Real-Time AI with LLM Streaming and Tool Calling
November 28, 2025 · Eden Team
Tags: release
Eden's LLM endpoints now support streaming responses with mid-stream tool calling. That means AI models can query your databases in real-time while generating responses.
The Best of Both Worlds
Traditional LLM APIs make you choose: streaming (for responsiveness) or tool calling (for data access). Eden gives you both:
const stream = await eden.llm.chat({
model: "claude-3-opus",
messages: [{ role: "user", content: "What's the status of order #12345?" }],
tools: [eden.tools.database_query],
stream: true
});
for await (const chunk of stream) {
if (chunk.type === 'tool_call') {
console.log(`Querying: ${chunk.tool_call.query}`);
} else {
process.stdout.write(chunk.content);
}
}The model can invoke database queries at any point during generation, with results injected back into the context seamlessly.
How It Works
Eden's LLM proxy intercepts the streaming response and:
- Detects tool calls in the stream
- Pauses streaming while executing the tool
- Runs the query through Eden's proxy layer
- Injects results back into the context
- Resumes streaming to the client
From the client's perspective, the stream appears continuous. Tool execution happens transparently.
Real-World Examples
Customer support bot:
User: "What's my order status?"
AI: "Let me check... [queries order database]
Your order #12345 shipped yesterday via FedEx.
Tracking number: 789xyz. Expected delivery: Thursday."Data analysis assistant:
User: "How did sales compare this month vs last month?"
AI: "I'll pull those numbers... [queries analytics database]

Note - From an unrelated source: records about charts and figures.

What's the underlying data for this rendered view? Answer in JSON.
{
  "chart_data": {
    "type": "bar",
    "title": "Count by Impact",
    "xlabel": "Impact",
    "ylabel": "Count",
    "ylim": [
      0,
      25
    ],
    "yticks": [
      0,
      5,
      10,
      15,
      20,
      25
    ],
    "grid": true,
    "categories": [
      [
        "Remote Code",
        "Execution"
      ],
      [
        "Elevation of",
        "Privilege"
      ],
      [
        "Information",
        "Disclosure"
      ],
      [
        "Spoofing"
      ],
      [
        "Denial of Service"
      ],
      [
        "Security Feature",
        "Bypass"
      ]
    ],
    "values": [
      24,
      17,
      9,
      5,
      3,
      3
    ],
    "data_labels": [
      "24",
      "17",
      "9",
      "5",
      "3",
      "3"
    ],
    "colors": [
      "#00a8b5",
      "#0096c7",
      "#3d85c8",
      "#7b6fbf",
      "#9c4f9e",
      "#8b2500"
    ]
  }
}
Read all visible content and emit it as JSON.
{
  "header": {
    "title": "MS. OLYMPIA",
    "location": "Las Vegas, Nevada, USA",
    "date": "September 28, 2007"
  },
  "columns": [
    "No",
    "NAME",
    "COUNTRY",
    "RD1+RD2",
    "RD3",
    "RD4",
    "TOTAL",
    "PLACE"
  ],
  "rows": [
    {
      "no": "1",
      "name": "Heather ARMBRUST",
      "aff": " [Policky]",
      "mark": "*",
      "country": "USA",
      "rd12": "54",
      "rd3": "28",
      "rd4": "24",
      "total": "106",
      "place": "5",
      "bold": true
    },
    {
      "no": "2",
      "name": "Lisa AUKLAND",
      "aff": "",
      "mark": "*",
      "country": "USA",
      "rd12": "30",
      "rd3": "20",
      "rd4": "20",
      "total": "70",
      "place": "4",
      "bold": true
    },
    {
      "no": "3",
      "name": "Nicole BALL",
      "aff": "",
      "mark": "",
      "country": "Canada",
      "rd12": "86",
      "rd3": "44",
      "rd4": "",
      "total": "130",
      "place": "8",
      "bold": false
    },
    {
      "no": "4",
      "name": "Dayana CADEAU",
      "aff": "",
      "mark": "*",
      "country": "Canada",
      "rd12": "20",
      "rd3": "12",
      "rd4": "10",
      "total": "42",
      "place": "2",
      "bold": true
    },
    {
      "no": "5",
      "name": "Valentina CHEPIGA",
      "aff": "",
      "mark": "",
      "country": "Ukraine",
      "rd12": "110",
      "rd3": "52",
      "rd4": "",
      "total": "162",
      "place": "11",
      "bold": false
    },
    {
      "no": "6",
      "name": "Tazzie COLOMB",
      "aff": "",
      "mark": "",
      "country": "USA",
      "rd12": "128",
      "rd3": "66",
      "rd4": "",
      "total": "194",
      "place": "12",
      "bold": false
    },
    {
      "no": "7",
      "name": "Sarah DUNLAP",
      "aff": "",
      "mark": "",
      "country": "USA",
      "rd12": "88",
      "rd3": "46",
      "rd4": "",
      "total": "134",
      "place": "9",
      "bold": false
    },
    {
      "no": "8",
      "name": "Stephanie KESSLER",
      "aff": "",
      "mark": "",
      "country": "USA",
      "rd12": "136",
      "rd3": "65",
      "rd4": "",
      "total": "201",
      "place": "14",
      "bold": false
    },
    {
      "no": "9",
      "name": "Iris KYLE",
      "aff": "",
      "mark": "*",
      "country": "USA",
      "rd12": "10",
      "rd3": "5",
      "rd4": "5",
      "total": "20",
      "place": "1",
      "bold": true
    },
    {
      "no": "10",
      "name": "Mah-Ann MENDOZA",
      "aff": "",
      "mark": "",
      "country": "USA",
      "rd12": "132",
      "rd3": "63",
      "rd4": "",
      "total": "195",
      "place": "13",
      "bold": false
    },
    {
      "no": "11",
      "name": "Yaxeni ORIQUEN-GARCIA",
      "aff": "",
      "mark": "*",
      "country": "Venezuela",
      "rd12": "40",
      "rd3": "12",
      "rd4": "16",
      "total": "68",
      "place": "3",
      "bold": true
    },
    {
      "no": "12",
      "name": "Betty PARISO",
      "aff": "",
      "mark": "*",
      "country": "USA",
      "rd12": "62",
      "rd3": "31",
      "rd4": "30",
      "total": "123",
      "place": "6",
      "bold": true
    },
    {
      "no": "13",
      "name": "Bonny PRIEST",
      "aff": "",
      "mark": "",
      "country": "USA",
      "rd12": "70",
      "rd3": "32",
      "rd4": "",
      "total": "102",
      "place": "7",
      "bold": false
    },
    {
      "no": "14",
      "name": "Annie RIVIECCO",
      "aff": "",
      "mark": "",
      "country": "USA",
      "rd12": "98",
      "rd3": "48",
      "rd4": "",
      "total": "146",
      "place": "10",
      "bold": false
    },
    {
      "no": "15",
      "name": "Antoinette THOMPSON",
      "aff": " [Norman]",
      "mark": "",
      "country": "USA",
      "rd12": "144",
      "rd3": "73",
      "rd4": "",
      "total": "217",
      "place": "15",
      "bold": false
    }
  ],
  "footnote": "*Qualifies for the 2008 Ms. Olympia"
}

This month: $2.3M (+15% vs last month)
Top performers: Widget Pro ($890K), Gadget Plus ($450K)"DevOps chatbot:
User: "Is the Redis cluster healthy?"
AI: "Checking cluster status... [queries Redis INFO]
All 6 nodes operational. Memory usage: 67%.
Replication lag: <1ms. No issues detected."Faster Connection Pooling
We also migrated from r2d2_redis to deadpool for async connection pooling:
| Metric | Before | After | Improvement |
|--------|--------|-------|-------------|
| Connection acquisition | 450µs | 120µs | 3.75x faster |
| Memory per connection | 8KB | 4KB | 50% less |
| Max throughput | 45K req/s | 63K req/s | 40% higher |
Deadpool's native async/await support integrates perfectly with Eden's Tokio-based architecture. No more blocking pool acquisition or thread synchronization overhead.